"We finished our duty and we were walking outside, and suddenly we felt a strong explosion," said the officer.
He said he saw damaged civilian and police vehicles at the scene.
Security forces armed with Kalashnikov assault rifles were deployed on the street where the bombing occurred, preventing most cars from entering, as a truck sprayed water on the site.
Tow-trucks dragged the burned-out remains of two cars down the street and off through traffic, leaving behind another damaged car that was missing most of its windscreen. Journalists were not permitted near the bomb site.

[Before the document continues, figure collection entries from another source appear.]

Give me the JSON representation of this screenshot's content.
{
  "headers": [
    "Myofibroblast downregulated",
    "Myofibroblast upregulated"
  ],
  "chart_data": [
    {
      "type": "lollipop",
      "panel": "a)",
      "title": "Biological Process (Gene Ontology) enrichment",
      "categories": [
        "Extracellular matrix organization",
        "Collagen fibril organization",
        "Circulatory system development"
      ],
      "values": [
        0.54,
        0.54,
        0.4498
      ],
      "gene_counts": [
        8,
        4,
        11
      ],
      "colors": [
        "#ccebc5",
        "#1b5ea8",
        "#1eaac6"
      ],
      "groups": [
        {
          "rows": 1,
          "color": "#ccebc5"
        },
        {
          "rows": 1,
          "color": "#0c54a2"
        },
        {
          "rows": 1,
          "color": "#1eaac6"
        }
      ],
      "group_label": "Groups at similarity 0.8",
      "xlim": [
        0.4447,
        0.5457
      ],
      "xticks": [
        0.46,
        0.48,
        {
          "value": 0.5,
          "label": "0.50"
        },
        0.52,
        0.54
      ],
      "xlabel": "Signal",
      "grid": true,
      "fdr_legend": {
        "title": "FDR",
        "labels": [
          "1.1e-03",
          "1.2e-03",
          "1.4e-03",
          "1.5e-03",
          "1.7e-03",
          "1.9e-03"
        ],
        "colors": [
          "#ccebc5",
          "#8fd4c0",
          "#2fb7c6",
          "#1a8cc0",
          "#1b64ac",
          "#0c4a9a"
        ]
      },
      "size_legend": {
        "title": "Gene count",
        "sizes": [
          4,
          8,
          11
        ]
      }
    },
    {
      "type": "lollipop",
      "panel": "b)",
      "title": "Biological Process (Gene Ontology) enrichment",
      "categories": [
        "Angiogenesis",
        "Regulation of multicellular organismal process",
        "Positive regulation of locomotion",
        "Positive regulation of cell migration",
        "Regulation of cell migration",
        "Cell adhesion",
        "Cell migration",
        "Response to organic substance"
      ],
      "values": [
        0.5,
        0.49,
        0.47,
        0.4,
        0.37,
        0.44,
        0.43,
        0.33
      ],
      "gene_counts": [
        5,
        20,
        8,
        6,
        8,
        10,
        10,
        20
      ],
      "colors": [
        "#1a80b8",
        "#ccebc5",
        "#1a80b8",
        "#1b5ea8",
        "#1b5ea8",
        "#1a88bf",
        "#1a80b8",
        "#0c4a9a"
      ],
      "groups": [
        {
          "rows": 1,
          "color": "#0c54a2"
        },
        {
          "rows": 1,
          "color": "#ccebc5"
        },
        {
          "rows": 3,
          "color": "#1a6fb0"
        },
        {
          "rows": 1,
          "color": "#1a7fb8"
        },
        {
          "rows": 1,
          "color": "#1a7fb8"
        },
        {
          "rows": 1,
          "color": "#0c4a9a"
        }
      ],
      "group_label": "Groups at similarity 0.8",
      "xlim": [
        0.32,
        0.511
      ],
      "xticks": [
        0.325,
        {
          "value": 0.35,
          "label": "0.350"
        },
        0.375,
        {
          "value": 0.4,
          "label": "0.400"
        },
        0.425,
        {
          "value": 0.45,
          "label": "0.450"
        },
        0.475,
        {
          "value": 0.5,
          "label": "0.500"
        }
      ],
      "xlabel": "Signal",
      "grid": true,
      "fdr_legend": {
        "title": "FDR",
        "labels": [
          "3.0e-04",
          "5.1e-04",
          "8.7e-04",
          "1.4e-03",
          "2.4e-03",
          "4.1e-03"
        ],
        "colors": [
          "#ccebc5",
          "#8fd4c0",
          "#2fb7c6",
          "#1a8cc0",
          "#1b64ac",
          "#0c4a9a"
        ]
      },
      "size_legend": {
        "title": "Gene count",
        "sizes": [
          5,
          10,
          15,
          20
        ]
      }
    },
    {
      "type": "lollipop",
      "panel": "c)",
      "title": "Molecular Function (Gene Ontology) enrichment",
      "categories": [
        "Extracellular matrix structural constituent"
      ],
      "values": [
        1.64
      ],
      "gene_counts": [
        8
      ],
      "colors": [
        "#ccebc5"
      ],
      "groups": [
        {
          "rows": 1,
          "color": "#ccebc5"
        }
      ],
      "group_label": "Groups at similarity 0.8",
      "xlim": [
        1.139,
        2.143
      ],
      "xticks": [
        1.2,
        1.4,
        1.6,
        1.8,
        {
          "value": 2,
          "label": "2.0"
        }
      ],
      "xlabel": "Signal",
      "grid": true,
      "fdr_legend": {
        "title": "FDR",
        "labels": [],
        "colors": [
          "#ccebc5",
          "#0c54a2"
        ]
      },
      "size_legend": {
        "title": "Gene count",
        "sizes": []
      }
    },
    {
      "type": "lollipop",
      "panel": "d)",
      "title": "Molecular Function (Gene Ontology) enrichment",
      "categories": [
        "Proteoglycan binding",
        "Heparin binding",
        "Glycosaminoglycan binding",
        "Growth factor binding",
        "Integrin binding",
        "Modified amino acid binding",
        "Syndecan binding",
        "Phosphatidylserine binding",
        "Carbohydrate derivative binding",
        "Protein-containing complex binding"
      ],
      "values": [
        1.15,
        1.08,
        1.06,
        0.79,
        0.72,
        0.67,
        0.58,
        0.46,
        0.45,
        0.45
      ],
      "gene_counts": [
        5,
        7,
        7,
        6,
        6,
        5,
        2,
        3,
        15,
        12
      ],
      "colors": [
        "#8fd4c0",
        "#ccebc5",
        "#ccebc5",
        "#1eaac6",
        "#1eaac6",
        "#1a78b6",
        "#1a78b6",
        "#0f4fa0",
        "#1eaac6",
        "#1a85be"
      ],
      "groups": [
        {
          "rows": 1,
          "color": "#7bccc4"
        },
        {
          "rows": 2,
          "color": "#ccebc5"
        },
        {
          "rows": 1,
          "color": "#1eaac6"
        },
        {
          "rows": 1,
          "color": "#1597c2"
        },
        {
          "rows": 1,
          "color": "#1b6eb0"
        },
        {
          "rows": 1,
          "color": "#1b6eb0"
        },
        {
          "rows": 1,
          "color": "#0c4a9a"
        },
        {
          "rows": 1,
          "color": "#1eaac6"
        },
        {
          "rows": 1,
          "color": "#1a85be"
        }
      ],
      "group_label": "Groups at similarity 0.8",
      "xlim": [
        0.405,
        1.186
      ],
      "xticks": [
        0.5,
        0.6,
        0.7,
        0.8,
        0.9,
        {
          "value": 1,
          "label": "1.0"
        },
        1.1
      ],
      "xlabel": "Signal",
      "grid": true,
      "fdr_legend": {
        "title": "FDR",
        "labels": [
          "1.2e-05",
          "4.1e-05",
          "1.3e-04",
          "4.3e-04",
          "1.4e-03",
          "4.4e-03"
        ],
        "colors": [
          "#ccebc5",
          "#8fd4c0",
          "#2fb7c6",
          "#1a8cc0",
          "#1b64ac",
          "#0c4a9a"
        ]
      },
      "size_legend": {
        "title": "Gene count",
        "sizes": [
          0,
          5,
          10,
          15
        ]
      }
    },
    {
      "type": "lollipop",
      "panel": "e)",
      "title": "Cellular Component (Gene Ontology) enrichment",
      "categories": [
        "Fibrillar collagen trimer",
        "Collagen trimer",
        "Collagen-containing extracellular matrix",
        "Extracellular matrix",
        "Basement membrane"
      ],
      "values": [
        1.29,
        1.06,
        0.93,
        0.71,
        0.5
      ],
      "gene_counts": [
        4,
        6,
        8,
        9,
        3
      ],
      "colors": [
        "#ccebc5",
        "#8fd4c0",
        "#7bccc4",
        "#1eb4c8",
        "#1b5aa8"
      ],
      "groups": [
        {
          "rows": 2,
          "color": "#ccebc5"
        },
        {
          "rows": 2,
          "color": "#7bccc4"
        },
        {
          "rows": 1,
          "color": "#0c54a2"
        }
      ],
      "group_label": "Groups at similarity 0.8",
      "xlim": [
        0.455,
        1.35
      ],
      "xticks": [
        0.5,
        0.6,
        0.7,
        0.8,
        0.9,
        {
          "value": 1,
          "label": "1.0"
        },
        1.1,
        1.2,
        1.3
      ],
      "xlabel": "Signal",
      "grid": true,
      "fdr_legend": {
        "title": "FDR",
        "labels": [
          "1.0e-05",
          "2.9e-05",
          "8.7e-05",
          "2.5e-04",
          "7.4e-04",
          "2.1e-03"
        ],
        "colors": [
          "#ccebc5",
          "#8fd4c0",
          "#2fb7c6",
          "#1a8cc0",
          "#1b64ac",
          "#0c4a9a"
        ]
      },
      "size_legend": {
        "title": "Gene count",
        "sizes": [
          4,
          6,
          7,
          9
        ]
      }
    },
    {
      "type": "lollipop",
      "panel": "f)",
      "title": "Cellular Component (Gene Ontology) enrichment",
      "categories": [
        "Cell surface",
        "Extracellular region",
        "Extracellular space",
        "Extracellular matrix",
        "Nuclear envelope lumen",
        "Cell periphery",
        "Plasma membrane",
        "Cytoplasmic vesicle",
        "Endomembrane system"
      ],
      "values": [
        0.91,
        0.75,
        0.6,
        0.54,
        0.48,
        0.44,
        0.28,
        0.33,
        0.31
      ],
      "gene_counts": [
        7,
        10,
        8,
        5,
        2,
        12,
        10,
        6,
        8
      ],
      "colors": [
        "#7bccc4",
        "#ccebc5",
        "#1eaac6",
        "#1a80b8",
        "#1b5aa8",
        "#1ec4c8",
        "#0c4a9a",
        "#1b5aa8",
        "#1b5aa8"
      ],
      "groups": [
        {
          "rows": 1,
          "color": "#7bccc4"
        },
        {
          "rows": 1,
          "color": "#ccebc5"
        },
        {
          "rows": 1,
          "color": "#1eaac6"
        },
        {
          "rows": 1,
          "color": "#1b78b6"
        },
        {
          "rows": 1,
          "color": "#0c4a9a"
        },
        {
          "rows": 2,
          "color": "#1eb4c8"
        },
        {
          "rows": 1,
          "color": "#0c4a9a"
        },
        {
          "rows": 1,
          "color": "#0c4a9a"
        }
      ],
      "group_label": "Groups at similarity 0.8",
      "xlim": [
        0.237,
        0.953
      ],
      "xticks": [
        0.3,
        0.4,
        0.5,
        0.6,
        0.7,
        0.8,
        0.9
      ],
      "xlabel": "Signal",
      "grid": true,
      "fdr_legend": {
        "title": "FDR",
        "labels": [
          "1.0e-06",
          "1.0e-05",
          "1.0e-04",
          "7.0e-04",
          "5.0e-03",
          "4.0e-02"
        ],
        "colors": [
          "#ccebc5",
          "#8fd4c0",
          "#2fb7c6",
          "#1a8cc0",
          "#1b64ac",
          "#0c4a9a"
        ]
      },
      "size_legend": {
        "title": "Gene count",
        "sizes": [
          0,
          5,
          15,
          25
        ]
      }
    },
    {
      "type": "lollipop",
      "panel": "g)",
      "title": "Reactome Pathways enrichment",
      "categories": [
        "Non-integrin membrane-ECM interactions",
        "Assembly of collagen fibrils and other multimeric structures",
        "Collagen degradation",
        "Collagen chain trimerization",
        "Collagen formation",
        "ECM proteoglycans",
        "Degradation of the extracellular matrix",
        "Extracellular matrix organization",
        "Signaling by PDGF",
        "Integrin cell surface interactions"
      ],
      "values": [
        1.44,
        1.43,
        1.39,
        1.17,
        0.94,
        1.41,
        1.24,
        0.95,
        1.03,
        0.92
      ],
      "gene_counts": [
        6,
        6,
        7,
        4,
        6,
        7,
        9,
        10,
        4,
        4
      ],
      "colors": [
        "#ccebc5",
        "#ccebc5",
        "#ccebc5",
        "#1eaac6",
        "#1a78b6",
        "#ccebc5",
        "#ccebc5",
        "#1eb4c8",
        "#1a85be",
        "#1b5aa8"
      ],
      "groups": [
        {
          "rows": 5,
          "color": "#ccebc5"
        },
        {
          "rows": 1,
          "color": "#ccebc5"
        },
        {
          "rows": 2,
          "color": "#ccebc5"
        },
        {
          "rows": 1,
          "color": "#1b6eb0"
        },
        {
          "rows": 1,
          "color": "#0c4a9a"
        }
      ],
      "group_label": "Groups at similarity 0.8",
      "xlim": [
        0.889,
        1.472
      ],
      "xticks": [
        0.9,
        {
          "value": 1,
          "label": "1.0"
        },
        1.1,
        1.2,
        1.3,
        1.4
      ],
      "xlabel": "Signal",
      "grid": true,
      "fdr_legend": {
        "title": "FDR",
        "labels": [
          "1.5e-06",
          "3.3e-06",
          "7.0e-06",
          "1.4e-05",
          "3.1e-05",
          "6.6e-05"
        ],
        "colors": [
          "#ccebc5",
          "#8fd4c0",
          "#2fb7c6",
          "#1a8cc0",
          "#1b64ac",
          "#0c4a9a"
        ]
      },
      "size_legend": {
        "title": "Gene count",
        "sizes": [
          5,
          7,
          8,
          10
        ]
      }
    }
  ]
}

It was the deadliest attack in Iraq since January 27, when a suicide bomber detonated an explosives-packed car outside a hospital in Baghdad, killing 31 people.
Also on Sunday, gun and bomb attacks in other parts of the country killed eight people - four police informants, two policeman and two anti-Qaeda militiamen - and wounded four others, security officials said.
"A group of suspected al-Qaeda gunmen attacked a house in the centre of Baquba around 7.30am," said a police major in Baquba, 60 kilometres north of the capital.
"The attackers killed three women and one man from one family inside the house," the major said, adding that the victims were all police informants.
In Ramadi, 100 kilometres west of Baghdad, police First Lieutenant Anas Mohammed al-Fahdawi was killed by a sticky bomb, police Major Qassem Mohammed said.
Gunmen in a civilian car also targeted a checkpoint manned by police and anti-Qaeda Sahwa (Awakening) militia members in Abu Khamis north of Baquba, killing a policeman and two Sahwa members, a police lieutenant colonel said.
Two Sahwa members were wounded in the attack, he added.
Two more Sahwa members were wounded by a roadside bomb near Samarra, 110 kilometres north of Baghdad, a lieutenant colonel in the Samarra police said.
Police also found the burned body of the criminal court judge Abdelrizak al-Qubaisi in his house in Al-Qaim, 340 kilometres west of Baghdad, Lieutenant Colonel Mohammed al-Akili of Al-Qaim police said.
And the interior ministry said on its website that the bodies of a man and a woman who had been shot in the head were found in Sadr City in north Baghdad. It was unclear when they were killed.
Violence in Iraq is down from its peak in 2006 and 2007, but attacks remain common, and 151 people were killed in violence in January.